On a recent afternoon, a man driving a black convertible along Route 35, the main drag through town, pulled onto the shoulder near Coolidge Avenue so that a woman in the passenger seat could lean out and snap a picture. A gaggle of passersby gave the duo stern looks of disapproval before they drove off. Residents see it every day; they want people to know what they’re going through, but not like that.
As the busy season approaches with so much left to do around town, many homeowners say Ortley Beach needs a break this year — that it’s not ready for the summer. The supermarket and a few banks have reopened, and a new sandwich-and-fries joint just fired up its grills, but even the throngs of hired hardhats who’ll spend long days returning the community to its prestorm condition may not offset the lost business. And the majority of homes there are rental properties, but few are ready for new tenants.

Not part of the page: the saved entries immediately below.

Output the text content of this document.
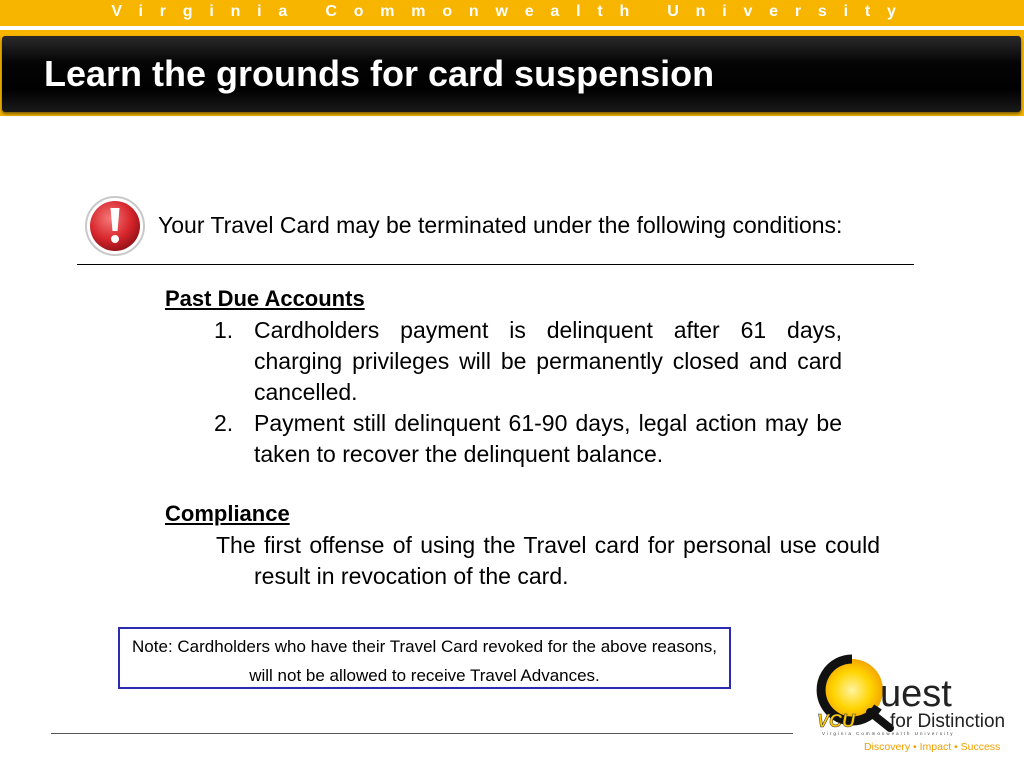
Virginia Commonwealth University
Learn the grounds for card suspension
Your Travel Card may be terminated under the following conditions:
Past Due Accounts
1. Cardholders payment is delinquent after 61 days, charging privileges will be permanently closed and card cancelled.
2. Payment still delinquent 61-90 days, legal action may be taken to recover the delinquent balance.
Compliance

The first offense of using the Travel card for personal use could result in revocation of the card.

Note: Cardholders who have their Travel Card revoked for the above reasons, will not be allowed to receive Travel Advances.	uest
VCU for Distinction
Virginia Commonwealth University
Discovery • Impact • Success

Eric Birchler, the broker-owner of Birchler Realtors in Lavallette, calls the scene in Ortley Beach “pretty horrific” and the rental market “nonexistent.” Of the 1,000 possible rental weeks from the Fourth of July to Labor Day, only two of the 100 properties he lists have been booked for one week each. Eight other homes are suitable, but even if there’s interest, he’s requiring potential customers to visit first so they’re not surprised by the surrounding devastation.
As difficult as this summer may be, though, Ortley Beach residents are in eager anticipation of next year’s vacation season. “Sometimes it seems like yesterday, and other days it seems like a lifetime ago,” Mastronardy says of Sandy. “But we’ll be back. We’ll be back.”